This morning a letter was hand-delivered to my home. This is the second time I have received a letter from this gentleman, someone I have never met, both times hand-delivered, both times about Carnegie Library. I don’t know how he has my address.

The letter is in response to this blog, posted 6 days ago, in relation to the situation of the Carnegie Library and the other libraries in Lambeth, the concern of local people resulting in a 2000-strong march yesterday.

In the letter (as well as asserting that those of us protesting the libraries’ closures are ‘attention seekers’), the gentleman suggests that I have publicly demonised those who do not think the same as I do.

  1. I did not publicly name anyone in the blog
  2. I do not believe that saying ‘I believe this’ is demonising
  3. in the post he is offended by, I am talking about the community of those protesting the library closures. Obviously he and his colleagues are not part of that community, as they are not protesting the closures.
  4. the blog in question has been read by less than 1000 people, clearly he assumes I have a far wider reach than I do.
  5. I have not engaged in or seen the personal demonisation of councillors he alleges, I have however, seen Lambeth councillors block people on twitter for asking genuine questions about the closures, seen other Lambeth councillors speak out about the unfortunate way this whole matter has been handled, and seen Lambeth councillors accuse those protesting about libraries’ closures of not caring about other vital social services.

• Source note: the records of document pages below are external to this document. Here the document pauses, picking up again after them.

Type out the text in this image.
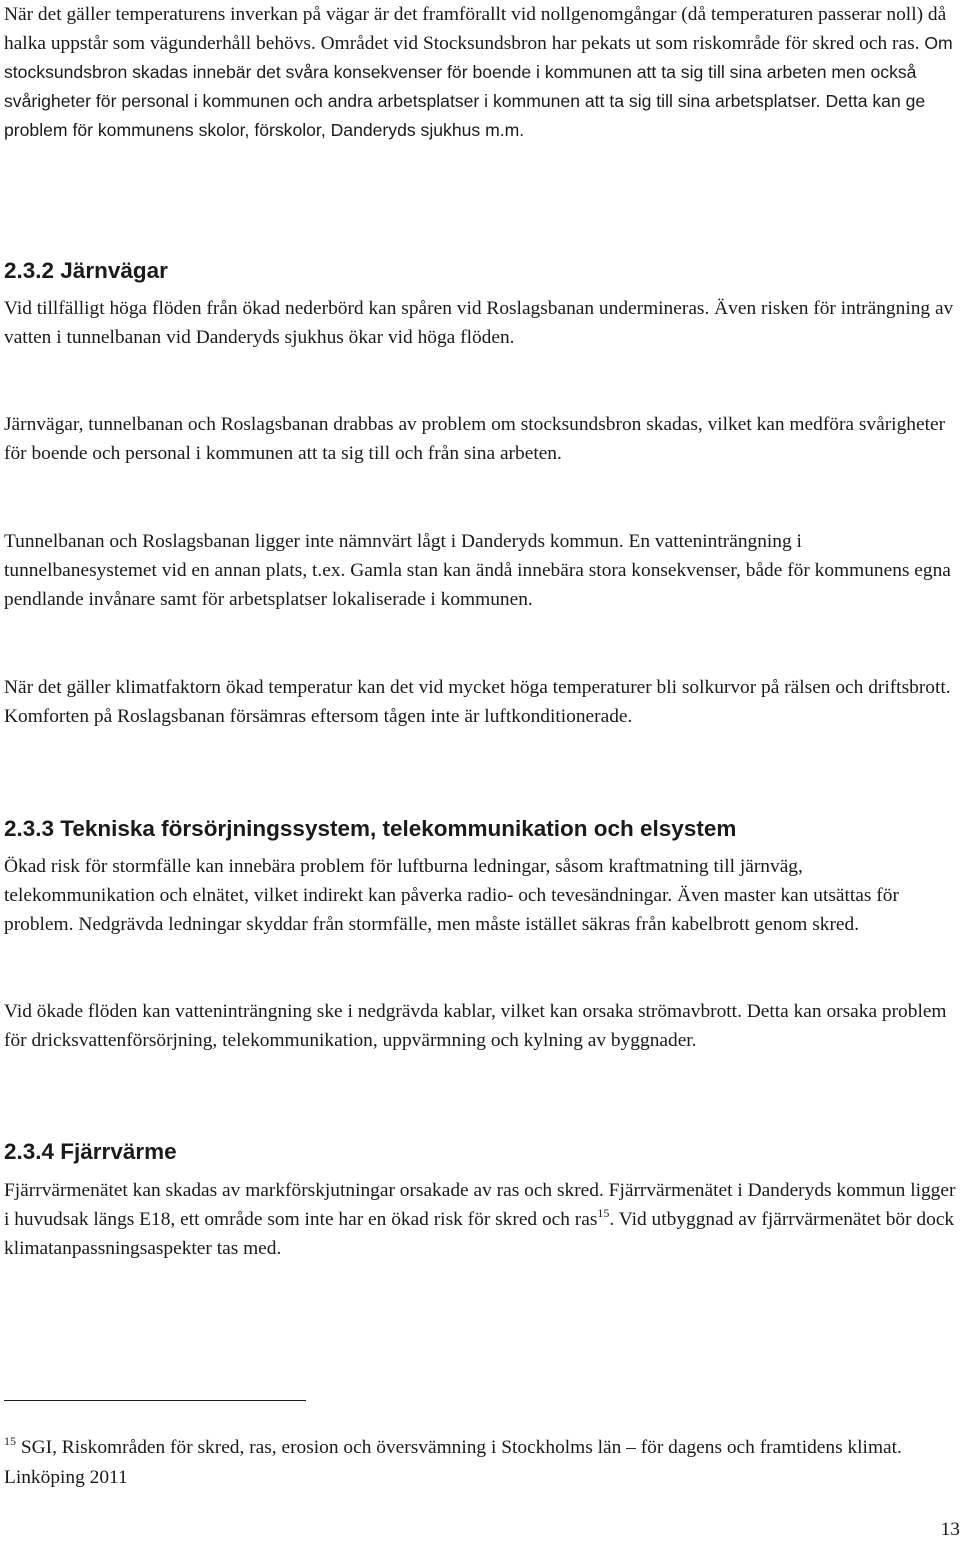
När det gäller temperaturens inverkan på vägar är det framförallt vid nollgenomgångar (då temperaturen passerar noll) då halka uppstår som vägunderhåll behövs. Området vid Stocksundsbron har pekats ut som riskområde för skred och ras. Om stocksundsbron skadas innebär det svåra konsekvenser för boende i kommunen att ta sig till sina arbeten men också svårigheter för personal i kommunen och andra arbetsplatser i kommunen att ta sig till sina arbetsplatser. Detta kan ge problem för kommunens skolor, förskolor, Danderyds sjukhus m.m.

2.3.2 Järnvägar

Vid tillfälligt höga flöden från ökad nederbörd kan spåren vid Roslagsbanan undermineras. Även risken för inträngning av vatten i tunnelbanan vid Danderyds sjukhus ökar vid höga flöden.

Järnvägar, tunnelbanan och Roslagsbanan drabbas av problem om stocksundsbron skadas, vilket kan medföra svårigheter för boende och personal i kommunen att ta sig till och från sina arbeten.

Tunnelbanan och Roslagsbanan ligger inte nämnvärt lågt i Danderyds kommun. En vatteninträngning i tunnelbanesystemet vid en annan plats, t.ex. Gamla stan kan ändå innebära stora konsekvenser, både för kommunens egna pendlande invånare samt för arbetsplatser lokaliserade i kommunen.

När det gäller klimatfaktorn ökad temperatur kan det vid mycket höga temperaturer bli solkurvor på rälsen och driftsbrott. Komforten på Roslagsbanan försämras eftersom tågen inte är luftkonditionerade.

2.3.3 Tekniska försörjningssystem, telekommunikation och elsystem

Ökad risk för stormfälle kan innebära problem för luftburna ledningar, såsom kraftmatning till järnväg, telekommunikation och elnätet, vilket indirekt kan påverka radio- och tevesändningar. Även master kan utsättas för problem. Nedgrävda ledningar skyddar från stormfälle, men måste istället säkras från kabelbrott genom skred.

Vid ökade flöden kan vatteninträngning ske i nedgrävda kablar, vilket kan orsaka strömavbrott. Detta kan orsaka problem för dricksvattenförsörjning, telekommunikation, uppvärmning och kylning av byggnader.

2.3.4 Fjärrvärme

Fjärrvärmenätet kan skadas av markförskjutningar orsakade av ras och skred. Fjärrvärmenätet i Danderyds kommun ligger i huvudsak längs E18, ett område som inte har en ökad risk för skred och ras$^{15}$. Vid utbyggnad av fjärrvärmenätet bör dock klimatanpassningsaspekter tas med.

$^{15}$ SGI, Riskområden för skred, ras, erosion och översvämning i Stockholms län – för dagens och framtidens klimat. Linköping 2011

13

I do acknowledge, given the many years of service he cites, that the gentleman clearly perceives himself to be part of the Herne Hill community, regardless of views on the library closure and occupation, and therefore of course I am sorry he feels my blog excludes him from this community. I would never want to intentionally offend a neighbour – anyone – whether I know them or not.  (Incidentally, I live in Loughborough Junction, also served by Carnegie and Minet libraries until their closure by Lambeth Council a week ago.)

Obviously I am not the only local person who believes that the Carnegie Community Trust does not represent the community – this is stated clearly in the #CarnegieOccupation demands. I do however wonder, how many others who have spoken up have received a personal letter, hand-delivered to their own home, on a Sunday morning, by someone they have never met, who somehow has their address.

Further, the Friends of Carnegie Library passed a vote of no confidence in the Carnegie Community Trust at the 2016 AGM, stating “They are not a community organisation but a self-appointed group who do not represent or engage with any community groups. This passed by a large majority, the only votes opposed being from the two Trust members present.”

Here is Sara Bredemear’s witness statement from Friday’s court appearance, a document that has been made public, stating the reasons behind the Carnegie Occupation. You will see on page 3 that the statement deals with the Community Trust – and the mistrust between them and other local organisations who protest the libraries’ closures and transfers.

There are some stunning images of yesterday’s protest and march here. I am proud to have been part of it.

I attach a pdf of the letter I received today here, with a request to Carnegie Community Trust that they no longer hand-deliver anything direct to my home. I have blanked his name and address to offer him the privacy that the Community Trust have not afforded me.

CT letter 10.4.2016

I was shaky and upset on receiving this letter, especially as it was hand-delivered by a stranger, to my own home. Now, I simply feel more determined to support my neighbours and community against Lambeth’s library closures. And I’m going to get back to work – Sundays are writing days for me – and libraries also need books.